If you’re thinking about a last minute sweet treat for Valentine’s Day I warmly recommend this creamy citrus pie with tahini caramel. Why? Because it simply is one of the best pies I’ve ever tasted. And I have my family to back me up, they’re expert taste testers 😉 This pie is very easy to make, too – all of this yumminess can be whipped up in mere 30 minutes!
I am a 100% pie person, if one can be categorized as such. I’ve baked probably hundreds of pies in my life and tasted thousands. Okay so I might be exaggerating just a tiny bit, but I’m not kidding when I say I love vegan pies the most. Vegan pies just taste more real and they usually contain pretty creative ingredients. At least the pies I’m talking about – the slightly healthified pies, where refined wheat flour, butter/margarine, and white refined sugar has been replaced with healthier alternatives.

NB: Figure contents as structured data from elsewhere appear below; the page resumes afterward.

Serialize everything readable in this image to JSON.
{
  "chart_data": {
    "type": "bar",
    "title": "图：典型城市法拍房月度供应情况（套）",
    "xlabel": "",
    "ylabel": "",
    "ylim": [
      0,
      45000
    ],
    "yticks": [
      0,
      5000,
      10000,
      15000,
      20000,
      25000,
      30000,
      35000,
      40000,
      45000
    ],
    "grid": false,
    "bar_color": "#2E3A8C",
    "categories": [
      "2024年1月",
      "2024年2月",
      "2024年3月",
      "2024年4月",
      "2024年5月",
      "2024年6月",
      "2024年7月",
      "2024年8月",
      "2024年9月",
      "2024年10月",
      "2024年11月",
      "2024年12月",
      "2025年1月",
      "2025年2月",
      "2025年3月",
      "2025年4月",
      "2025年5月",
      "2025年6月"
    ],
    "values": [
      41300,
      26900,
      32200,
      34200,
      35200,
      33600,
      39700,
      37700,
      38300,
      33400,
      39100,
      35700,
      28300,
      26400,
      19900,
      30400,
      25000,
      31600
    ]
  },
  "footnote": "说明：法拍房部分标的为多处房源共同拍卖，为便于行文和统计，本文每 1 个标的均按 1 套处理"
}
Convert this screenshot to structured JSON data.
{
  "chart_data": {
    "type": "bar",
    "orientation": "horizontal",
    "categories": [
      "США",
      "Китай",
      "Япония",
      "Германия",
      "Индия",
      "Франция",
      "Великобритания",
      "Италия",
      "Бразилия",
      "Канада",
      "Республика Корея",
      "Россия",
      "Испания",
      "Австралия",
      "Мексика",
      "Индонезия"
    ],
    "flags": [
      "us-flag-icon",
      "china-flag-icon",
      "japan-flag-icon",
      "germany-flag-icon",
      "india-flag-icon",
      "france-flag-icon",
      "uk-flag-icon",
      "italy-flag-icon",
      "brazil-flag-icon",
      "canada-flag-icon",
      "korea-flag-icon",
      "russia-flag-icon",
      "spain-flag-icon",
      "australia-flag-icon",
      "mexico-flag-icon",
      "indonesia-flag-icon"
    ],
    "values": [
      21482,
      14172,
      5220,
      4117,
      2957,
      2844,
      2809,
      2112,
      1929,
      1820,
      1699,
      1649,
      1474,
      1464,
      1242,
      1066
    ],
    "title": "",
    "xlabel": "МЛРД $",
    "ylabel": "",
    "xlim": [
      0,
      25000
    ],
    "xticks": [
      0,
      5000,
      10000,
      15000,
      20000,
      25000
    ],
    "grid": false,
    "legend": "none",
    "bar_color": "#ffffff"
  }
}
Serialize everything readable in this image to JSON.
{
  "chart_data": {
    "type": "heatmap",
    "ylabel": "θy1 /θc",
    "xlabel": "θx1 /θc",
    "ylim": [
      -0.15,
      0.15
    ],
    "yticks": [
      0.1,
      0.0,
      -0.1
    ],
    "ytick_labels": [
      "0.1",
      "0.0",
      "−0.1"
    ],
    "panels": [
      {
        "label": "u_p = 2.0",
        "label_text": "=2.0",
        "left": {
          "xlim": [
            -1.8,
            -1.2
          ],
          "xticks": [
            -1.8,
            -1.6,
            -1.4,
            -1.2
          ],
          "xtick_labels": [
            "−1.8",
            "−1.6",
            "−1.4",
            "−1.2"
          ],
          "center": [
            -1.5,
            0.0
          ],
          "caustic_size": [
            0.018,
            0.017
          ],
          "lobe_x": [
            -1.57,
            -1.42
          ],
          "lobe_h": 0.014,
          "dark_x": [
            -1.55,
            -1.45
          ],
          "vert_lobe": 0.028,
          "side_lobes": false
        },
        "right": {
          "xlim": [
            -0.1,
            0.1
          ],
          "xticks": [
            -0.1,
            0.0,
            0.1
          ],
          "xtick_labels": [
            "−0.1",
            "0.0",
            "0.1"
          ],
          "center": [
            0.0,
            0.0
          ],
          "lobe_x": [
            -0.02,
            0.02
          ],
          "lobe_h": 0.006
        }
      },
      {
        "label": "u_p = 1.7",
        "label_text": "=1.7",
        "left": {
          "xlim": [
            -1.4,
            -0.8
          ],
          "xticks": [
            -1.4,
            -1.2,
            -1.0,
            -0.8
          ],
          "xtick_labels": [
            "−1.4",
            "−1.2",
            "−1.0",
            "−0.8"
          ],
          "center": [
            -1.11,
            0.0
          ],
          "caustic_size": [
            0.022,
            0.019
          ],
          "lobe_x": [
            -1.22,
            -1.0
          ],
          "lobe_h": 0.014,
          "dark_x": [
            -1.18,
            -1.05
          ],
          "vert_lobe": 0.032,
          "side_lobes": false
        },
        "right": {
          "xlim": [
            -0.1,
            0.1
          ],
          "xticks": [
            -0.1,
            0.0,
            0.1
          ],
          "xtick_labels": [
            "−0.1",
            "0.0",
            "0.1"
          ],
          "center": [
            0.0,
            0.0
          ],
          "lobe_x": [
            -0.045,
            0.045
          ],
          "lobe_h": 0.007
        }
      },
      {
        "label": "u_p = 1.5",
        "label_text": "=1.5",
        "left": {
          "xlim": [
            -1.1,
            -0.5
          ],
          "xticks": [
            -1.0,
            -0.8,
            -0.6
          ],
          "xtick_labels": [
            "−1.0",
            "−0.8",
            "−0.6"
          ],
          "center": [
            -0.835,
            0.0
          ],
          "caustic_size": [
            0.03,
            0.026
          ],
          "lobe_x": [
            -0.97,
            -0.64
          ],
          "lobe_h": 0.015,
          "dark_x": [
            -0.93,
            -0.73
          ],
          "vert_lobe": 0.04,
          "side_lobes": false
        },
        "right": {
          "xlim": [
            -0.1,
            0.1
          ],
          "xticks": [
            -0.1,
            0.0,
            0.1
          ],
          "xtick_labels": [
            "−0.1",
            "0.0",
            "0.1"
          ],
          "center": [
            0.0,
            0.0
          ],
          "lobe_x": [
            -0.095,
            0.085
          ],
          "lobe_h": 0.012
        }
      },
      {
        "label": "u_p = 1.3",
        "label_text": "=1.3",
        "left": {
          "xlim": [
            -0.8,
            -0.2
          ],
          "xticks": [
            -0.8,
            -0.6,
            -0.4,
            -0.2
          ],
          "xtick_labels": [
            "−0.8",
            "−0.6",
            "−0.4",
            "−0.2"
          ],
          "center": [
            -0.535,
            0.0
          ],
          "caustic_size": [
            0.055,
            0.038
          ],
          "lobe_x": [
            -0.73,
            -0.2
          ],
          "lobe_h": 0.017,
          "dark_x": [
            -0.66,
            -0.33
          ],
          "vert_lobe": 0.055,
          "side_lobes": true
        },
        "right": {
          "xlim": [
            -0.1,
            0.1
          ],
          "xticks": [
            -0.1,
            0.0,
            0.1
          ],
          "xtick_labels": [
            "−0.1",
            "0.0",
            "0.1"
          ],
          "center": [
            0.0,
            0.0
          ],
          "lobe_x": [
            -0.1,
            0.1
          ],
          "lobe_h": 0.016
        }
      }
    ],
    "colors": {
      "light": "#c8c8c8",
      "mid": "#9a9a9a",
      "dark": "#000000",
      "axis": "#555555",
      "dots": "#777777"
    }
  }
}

The “healthifying” of foods is tricky though, because sometimes you end up creating something that tastes too healthy. A pie has to taste like real pie, not like a healthified version of a pie. When I take the first spoonful of a pie, I want it to taste as sweet as the pies I remember from my childhood. This pie is a healthified pie, but it tastes 100% real. The tahini caramel, whipped cream and soft crust is a melt-in-your-mouth kind of combination, and the citrus fruits give a delightful tangy flavor to balance the sweetness.
This pie is a winter version of my first recipe on the blog: blueberry pie with whipped coconut cream, which I baked a lot last summer. What makes this pie taste of winter are the juicy fresh citrus fruits, which are in season now. This pie is an excellent example of seasonal baking as you can modify the toppings according to the season. There’s something wintery also in the flavorful tahini caramel sauce, which is spread on top of the crust. I will definitely try this caramelly spread on top of my summer pie as well. With fresh berries I’m sure it tastes as delicious as this citrus creation. So, if you have an extra 30 minutes, what are you waiting for – take out your apron (everyone has a baking apron, right?!) and start baking 🙂
- Pie crust
- ½ cup oat flour
- ½ cup rice flour (I use white rice flour)
- 2 tbsp coconut sugar
- ½ tsp Ceylon cinnamon
- ¼ tsp Himalayan salt (or other good quality salt)
- 3 tbsp coconut oil, melted
- 3,5 tbsp cold water
- Tahini caramel
- 8 pitted dates
- 4 tbsp plant based milk (I used oat milk)
- 1 tbsp tahini (I use a slightly salted version)
- ½ tsp Ceylon cinnamon
- ⅛ tsp vanilla powder
- If the tahini is not salted, add a pinch of Himalayan salt (or other quality salt)
- Whipped cream
- ~ 1 cup plant-based whipped cream (I have used coconut cream, oat cream and soy cream, and they all taste delicious)
- ¼ tsp Ceylon cinnamon
- ⅛ tsp vanilla powder
- 1 tsp maple syrup (if using unsweetened cream like coconut cream)
- ~1/2 cup small pieces of citrus fruits of choice: oranges, blood oranges, lime, lemon, pink grape fruit, pomelo.
- A sprinkle of coconut sugar on top (especially good when using tangy lime and lemon)
- Pie crust: Preheat oven to 180C/360F.
- Combine together dry ingredients: oat flour, rice flour, coconut sugar, cinnamon and salt.
- Add melted coconut oil and mix well with a spoon until crumble like consistency reached (at this point the dough is very crumbly).
- Add cold water 1 tbsp at a time and mix well until the batter can be rolled into a ball. The batter will still be crumbly but firm enough to press into a baking tin.
- Press batter into a small (~18 cm / 7 inch) lightly greased baking tin. I used two small heart-shaped ones and a little bit of coconut oil for greasing.
- Bake for 10 minutes until crust turns golden brown. If you're using a larger (~20 cm / 8 inch) baking tin, the baking time should be less (as the crust is thinner), ~8 minutes. Try to make sure that the crust doesn't become dry. Two small baking tins work well as the crust is quite thick, and it stays soft.
- While the pie is in the oven, whip up your plant-based cream and tahini caramel sauce.
- Tahini caramel sauce: blend all ingredients in a food processor or high-speed blender until a smooth paste like consistency reached.
- Whipped cream: if you're using coconut milk, take coconut milk can out of the fridge, scoop out the stiffened creamy part, add sweetener, vanilla and cinnamon and beat with a hand mixer until fluffy and creamy. If you're using soy or oat cream which is already sweet, just whip it up with a hand mixer and add vanilla and cinnamon.
- Let pie crust cool for a while and spread the tahini caramel paste and fluffy whipped cream on top.
- Add small pieces of citrus fruit on top and sprinkle some coconut sugar.